A narrowly faster version using splitWith:

import qualified Data.HashMap.Strict as M
import qualified Data.ByteString.Lazy.Char8 as B
import Data.Maybe(fromJust)

main :: IO ()
main = do
  str <- B.getContents
  let parseInt = fst . fromJust . B.readInt . (B.filter (/='.'))
      f (a,b,c,d) (a',b',c',d') = let (i,j,k,l) = (min a a', max b b', c+c', d+d') in
        i `seq` j `seq` k `seq` l `seq` (i,j,k,l)  
      acc (k:x:xs) m = let v=parseInt x in acc xs (M.insertWith f (B.toStrict k) (v,v,v,1) m)
      acc _ m = m
      collect = acc (B.splitWith (\x->x==';' || x=='\n') str) M.empty
  mapM_ (putStrLn . show) $ M.mapWithKey
    (\k (a,b,c,d)-> (B.unpack (B.fromStrict k),
                     fromIntegral a/10,fromIntegral b/10,(fromIntegral c)/(10*d))) collect

It can be either 1 or 2 decimals

It might be slightly faster, but the lazy version will occupy much less memory.

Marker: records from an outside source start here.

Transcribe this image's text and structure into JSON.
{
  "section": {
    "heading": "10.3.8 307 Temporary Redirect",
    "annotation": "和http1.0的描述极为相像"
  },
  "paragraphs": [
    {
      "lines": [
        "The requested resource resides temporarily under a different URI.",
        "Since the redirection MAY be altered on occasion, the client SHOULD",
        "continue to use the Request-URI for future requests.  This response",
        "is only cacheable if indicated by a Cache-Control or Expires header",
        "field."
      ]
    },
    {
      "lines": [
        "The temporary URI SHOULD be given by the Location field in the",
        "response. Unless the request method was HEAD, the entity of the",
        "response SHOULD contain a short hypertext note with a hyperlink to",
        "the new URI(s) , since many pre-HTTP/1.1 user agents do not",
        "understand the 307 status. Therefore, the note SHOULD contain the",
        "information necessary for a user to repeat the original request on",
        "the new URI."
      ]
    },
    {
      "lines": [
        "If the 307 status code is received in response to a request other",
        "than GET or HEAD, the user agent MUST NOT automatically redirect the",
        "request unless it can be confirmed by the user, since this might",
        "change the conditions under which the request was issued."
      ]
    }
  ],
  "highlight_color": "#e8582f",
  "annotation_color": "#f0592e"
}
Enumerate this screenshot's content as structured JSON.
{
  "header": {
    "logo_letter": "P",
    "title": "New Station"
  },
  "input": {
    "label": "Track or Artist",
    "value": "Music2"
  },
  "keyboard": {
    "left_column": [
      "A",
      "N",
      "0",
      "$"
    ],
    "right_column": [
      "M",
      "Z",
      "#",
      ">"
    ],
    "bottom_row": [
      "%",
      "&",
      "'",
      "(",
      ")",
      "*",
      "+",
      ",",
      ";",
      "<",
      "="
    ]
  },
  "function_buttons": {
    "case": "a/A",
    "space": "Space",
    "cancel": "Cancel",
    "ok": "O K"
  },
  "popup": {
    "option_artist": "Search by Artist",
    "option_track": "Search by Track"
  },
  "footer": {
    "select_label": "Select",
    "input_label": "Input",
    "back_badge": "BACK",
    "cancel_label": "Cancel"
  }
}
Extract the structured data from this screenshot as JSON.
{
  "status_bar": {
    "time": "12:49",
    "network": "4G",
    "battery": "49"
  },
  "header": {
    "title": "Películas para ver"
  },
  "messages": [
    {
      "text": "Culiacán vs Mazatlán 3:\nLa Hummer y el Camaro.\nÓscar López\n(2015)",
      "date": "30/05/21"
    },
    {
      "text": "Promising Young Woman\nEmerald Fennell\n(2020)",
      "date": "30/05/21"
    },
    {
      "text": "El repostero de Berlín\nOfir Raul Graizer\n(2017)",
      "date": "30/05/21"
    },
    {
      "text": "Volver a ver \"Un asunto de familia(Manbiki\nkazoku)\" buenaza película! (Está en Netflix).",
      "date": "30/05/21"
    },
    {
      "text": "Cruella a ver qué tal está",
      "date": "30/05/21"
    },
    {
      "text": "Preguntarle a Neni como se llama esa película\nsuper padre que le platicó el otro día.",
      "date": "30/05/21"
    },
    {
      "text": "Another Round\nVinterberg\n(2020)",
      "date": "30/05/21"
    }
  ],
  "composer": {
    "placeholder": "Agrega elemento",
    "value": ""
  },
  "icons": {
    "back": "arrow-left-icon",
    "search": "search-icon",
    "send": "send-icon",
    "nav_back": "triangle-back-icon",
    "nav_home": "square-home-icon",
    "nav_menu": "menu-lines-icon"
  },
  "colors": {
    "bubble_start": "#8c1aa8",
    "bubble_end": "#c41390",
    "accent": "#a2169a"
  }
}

You all are still parsing everything twice. Although Haskell’s laziness may help insofar, as it doesn’t split the whole data file at once (and the end of the file is cached when parsing the start).

The relevant part of the rules:

Temperature value: non null double between -99.9 (inclusive) and 99.9 (inclusive), always with one fractional digit

So one or two digits, a decimal point and exactly one digit.

1 Like

Are you sure? Unless its in the specification, if I checking my actual file with cat measurements.txt | grep -E "\\.[0-9]{2}", it turns up nothing.

You’re right. The memory usage is very low for 10M rows but explodes for 1B. I’ll edit it above.

I’m struggling to understand this. In what sense is everything parsed twice?

EDIT: Ok, I guess you mean lines yields strings which are then parsed again, hence parsing everything twice.

EDIT2: I can’t find a way to merge break, lines and parseInt into a single pass short of using attoparse / megaparsec. Can you see a more pedestrian route?

You have to change the algorithm into a single “loop” (well, recursive function) and do “simple” parsing (a sketch):

parse ::  ByteString -> ....
parse content acc ... = 
   let 
      stationName, rest' = B.break (== ';') content
      rest'' = drop 1 rest'
      (a, b, c, d), rest = parseTemps rest''
      acc' = add (a, b, c, d) acc 
   in
     parse rest acc'

If it should be really fast, never use regex/parser combinators/parser generators/…

No, apologies. I thought it was always 3 significant figures, but it seems that was wrong.

I don’t think that is necessarily true. For example I think flatparse would do well for this problem.